Les Congolais sont prévenus: désormais l’évocation de l’expiration du second et dernier mandat de « Joseph Kabila » est érigée en « infraction ».
Soixante-douze heures après cette arrestation pour le moins arbitraire, « l’inculpé » n’a toujours pas été présenté devant une autorité judiciaire. La « garde à vue » dépasse ainsi le délai constitutionnel de 48 heures.
« UN HOMME MESQUIN ET MEDIOCRE »
L’ONG de défense des droits humains « IRDH » dit « sa vive préoccupation » de voir un membre des forces armées s’impliquer « dans des activités politiques » et user « de son statut, pour influencer la répression policière des personnes exprimant des opinions contraires au parti au pouvoir ».
Depuis 2014, « Joseph Kabila » semble prendre un plaisir cynique à persécuter tous ceux qui osent faire allusion à la fin de ses deux mandats et clamer leur opposition à un troisième mandat en violation de la Constitution.
Jacques Kapanga Nyembwe vient d’ajouter son patronyme sur une longue liste. Outre les personnalités regroupés au sein du G7, on peut citer notamment: Jean-Claude Muyambo Kyassa, Vano Kiboko Kalembe, Georges Mawine, Eugène Diomi Ndongala, Franck Diongo Shamba. Sans omettre le cas emblématique de l’ancien gouverneur du Katanga Moïse Katumbi.
Dans un communiqué daté du 2 janvier 2015, « JUSTICIA asbl » annonçait l’arrestation, sans mandat, au chef-lieu du Haut-Katanga de Mukaz Tshikomba A Tshing, vice-président des « Jeunes katangais ». L’homme avait dit haut et fort son hostilité à la révision de la Charte fondamentale du pays pour permettre au Président sortant de se succéder à lui-même.
Inaugurant son second et dernier mandat, « Joseph Kabila » avait juré « devant Dieu et la nation » notamment « d’observer et de défendre la Constitution et les lois de la République ». C’était le 20 décembre 2011. Du 20 décembre 2011 au 19 décembre 2016, cela fait exactement cinq ans. Jacques Kapanga n’a rien inventé.
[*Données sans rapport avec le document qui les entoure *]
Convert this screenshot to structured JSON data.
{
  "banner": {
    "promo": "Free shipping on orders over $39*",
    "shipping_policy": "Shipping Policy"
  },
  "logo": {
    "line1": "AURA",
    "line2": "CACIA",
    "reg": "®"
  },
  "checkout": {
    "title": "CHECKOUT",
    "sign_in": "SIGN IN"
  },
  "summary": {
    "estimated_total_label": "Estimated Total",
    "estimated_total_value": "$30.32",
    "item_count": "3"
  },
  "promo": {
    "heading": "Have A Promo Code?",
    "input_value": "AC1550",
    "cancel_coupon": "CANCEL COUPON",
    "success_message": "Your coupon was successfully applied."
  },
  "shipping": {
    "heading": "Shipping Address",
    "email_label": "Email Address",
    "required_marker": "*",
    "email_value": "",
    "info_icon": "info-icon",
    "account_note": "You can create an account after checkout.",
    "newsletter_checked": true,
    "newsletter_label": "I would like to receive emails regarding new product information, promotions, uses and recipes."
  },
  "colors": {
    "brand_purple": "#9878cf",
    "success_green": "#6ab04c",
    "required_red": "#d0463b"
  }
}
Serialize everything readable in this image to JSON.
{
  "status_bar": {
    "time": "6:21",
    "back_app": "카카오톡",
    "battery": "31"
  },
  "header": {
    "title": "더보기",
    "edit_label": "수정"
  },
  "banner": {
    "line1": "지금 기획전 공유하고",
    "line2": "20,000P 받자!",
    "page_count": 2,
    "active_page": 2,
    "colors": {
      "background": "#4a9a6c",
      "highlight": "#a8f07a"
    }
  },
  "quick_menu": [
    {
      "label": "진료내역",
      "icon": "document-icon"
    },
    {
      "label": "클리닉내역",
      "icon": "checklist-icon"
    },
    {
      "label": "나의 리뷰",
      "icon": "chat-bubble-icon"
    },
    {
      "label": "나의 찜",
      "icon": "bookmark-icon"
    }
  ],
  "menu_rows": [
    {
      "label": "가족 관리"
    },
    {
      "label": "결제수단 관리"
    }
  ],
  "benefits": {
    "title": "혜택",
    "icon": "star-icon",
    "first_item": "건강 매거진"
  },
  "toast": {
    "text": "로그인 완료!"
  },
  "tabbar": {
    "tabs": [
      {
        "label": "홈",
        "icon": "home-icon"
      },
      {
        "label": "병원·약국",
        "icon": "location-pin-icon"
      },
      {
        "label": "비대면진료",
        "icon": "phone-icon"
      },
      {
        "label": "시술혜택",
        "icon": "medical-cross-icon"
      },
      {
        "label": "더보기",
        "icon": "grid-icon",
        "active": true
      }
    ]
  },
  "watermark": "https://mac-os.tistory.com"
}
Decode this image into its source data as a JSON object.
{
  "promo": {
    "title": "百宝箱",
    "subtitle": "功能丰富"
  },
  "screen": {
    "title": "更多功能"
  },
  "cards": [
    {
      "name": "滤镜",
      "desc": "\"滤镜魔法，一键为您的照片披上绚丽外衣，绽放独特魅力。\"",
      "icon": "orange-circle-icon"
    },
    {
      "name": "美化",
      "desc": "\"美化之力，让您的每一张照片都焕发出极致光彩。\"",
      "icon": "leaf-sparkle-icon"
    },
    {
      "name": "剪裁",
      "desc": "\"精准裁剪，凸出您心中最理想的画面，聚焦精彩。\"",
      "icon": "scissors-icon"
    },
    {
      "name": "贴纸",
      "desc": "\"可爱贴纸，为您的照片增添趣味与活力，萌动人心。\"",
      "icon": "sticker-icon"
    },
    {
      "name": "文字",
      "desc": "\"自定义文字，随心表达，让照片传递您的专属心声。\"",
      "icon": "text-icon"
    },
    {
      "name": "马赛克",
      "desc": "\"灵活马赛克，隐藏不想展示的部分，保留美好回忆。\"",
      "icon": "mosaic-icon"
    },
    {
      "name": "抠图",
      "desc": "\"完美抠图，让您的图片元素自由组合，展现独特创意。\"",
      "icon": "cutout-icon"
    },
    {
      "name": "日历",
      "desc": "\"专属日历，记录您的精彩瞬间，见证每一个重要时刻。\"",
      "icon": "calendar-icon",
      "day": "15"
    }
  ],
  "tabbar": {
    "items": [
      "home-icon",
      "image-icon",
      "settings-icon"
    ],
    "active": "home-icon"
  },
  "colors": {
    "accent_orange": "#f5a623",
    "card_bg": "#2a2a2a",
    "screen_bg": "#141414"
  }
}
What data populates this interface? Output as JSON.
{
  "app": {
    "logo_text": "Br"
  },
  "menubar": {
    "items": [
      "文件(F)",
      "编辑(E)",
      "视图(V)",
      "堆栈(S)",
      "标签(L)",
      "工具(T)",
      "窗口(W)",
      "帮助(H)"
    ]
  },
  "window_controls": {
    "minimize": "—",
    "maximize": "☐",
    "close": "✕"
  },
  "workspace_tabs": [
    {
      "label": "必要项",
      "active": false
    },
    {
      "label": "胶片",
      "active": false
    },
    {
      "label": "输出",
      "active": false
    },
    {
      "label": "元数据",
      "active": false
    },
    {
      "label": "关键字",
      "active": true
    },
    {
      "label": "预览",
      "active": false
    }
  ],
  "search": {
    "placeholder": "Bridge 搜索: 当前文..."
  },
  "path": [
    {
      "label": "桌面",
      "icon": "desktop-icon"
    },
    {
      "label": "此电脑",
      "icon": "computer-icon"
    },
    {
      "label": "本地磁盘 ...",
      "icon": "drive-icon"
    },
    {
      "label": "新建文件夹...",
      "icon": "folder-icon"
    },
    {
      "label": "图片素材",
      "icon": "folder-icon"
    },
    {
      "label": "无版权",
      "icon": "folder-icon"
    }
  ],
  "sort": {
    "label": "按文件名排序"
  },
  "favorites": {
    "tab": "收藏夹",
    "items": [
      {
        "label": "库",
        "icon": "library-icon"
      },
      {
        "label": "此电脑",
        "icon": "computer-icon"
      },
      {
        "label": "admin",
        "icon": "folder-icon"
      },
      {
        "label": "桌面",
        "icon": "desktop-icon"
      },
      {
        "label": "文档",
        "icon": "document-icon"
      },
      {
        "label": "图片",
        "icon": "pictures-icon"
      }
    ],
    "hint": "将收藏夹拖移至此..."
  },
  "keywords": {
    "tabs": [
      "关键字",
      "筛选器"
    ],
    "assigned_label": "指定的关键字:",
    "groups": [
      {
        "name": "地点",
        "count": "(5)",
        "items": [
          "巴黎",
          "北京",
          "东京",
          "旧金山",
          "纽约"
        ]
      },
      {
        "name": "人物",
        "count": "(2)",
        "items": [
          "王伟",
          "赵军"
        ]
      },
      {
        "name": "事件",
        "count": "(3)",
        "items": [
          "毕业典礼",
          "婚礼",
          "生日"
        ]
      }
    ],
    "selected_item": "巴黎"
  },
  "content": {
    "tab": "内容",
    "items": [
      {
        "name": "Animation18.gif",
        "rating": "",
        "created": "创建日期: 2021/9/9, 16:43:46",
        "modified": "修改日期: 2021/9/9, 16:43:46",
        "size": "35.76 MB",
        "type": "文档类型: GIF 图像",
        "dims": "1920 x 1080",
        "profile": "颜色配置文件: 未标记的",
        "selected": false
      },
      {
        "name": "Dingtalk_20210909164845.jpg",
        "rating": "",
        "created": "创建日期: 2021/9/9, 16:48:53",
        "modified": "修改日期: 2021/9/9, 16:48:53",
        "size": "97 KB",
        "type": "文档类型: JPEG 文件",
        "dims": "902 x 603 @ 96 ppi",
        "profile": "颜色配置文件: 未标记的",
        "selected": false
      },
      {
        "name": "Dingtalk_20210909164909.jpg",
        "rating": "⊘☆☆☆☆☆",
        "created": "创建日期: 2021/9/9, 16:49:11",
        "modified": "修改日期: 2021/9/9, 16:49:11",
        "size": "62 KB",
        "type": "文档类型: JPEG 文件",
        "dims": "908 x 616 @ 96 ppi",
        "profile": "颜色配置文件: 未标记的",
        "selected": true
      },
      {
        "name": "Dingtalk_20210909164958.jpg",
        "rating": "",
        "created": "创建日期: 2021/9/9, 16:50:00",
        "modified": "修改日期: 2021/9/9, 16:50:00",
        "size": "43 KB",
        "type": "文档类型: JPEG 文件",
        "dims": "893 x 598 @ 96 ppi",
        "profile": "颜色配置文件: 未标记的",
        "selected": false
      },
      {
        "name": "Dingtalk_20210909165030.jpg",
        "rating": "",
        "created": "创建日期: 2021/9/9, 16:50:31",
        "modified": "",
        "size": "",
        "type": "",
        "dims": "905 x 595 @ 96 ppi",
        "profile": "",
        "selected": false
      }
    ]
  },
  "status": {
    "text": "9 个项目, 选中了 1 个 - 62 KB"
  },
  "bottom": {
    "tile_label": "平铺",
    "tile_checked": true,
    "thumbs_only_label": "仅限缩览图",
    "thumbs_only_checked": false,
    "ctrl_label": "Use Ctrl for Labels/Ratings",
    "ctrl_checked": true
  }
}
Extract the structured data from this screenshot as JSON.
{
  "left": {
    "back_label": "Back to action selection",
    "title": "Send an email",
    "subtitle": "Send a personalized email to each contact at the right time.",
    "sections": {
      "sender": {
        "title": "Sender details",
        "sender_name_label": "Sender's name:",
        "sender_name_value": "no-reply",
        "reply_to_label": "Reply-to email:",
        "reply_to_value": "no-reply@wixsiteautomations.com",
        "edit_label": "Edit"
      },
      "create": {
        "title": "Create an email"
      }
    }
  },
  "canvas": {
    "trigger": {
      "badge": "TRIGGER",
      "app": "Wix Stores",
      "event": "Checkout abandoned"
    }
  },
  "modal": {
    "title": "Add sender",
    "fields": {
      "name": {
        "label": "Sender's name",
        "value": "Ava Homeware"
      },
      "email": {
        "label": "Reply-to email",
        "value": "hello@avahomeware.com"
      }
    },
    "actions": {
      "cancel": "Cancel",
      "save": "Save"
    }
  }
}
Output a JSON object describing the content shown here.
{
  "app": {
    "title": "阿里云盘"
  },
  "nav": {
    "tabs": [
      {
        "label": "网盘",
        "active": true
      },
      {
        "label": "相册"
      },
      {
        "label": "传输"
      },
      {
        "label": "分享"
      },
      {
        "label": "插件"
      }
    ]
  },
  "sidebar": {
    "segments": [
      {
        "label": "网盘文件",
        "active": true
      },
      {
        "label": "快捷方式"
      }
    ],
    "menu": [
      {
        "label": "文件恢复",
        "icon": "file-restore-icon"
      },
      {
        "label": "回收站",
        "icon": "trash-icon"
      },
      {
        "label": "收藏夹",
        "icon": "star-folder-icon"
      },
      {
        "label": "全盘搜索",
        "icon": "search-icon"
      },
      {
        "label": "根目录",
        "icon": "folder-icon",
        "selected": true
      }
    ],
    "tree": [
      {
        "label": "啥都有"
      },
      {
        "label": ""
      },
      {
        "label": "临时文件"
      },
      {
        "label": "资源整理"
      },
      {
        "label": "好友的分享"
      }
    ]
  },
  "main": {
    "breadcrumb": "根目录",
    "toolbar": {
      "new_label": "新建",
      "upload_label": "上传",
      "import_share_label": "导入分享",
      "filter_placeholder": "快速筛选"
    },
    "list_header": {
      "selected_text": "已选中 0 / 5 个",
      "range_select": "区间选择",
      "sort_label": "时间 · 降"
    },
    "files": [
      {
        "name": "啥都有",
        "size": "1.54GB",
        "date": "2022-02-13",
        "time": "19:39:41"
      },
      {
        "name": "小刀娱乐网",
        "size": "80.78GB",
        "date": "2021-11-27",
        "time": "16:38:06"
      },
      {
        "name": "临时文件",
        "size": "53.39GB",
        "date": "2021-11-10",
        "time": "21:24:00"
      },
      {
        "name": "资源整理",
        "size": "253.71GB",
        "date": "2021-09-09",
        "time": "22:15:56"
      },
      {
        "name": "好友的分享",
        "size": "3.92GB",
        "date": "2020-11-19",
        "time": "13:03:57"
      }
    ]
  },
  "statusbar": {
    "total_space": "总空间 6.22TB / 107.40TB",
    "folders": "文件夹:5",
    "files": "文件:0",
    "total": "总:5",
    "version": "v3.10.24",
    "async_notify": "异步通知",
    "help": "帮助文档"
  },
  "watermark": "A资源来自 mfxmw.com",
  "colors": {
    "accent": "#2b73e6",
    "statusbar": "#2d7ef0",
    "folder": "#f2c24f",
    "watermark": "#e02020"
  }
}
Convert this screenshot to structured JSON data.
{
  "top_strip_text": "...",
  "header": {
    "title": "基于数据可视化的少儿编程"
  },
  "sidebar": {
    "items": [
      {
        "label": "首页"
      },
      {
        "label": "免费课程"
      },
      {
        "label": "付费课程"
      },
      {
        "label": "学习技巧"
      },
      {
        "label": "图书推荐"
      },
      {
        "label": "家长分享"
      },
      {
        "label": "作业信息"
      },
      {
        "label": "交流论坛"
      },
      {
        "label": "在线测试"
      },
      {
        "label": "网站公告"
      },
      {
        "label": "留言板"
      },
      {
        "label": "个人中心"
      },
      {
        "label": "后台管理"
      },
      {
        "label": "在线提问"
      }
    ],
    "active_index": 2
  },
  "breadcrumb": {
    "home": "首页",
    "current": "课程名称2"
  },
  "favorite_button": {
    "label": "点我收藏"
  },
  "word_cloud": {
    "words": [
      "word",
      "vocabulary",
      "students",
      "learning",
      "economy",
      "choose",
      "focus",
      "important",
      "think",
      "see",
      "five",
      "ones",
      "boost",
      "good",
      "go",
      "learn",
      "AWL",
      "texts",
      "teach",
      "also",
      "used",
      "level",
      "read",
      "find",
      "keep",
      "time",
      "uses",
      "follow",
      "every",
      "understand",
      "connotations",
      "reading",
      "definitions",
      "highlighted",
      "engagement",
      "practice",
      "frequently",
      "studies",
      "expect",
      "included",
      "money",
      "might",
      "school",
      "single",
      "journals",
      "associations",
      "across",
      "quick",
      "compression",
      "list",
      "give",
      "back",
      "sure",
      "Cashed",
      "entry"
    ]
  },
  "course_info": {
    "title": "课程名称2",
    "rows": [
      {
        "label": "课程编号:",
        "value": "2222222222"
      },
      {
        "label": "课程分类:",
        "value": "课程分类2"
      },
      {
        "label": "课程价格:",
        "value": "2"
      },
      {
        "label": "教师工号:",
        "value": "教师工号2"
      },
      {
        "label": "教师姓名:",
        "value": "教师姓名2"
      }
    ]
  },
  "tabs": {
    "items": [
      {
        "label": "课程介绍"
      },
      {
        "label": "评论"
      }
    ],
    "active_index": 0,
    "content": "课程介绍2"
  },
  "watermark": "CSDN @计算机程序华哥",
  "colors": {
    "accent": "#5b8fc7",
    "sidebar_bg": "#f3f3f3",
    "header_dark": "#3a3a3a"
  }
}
On ne peut que comprendre la démarche de l’IRDH demandant au procureur général près la Cour d’appel de Lubumbashi de se pencher sur ce « dossier judiciaire ». De deux choses l’une: le défenseur judiciaire doit être remis en liberté ou « déferrer devant la juridiction compétente ». « Depuis 2014, sentant la fin prochaine de son second et dernier mandat, Joseph Kabila n’a cessé de montrer sa vraie face. Celle d’un homme mesquin et médiocre », commente un confrère lushois.
B.A.W.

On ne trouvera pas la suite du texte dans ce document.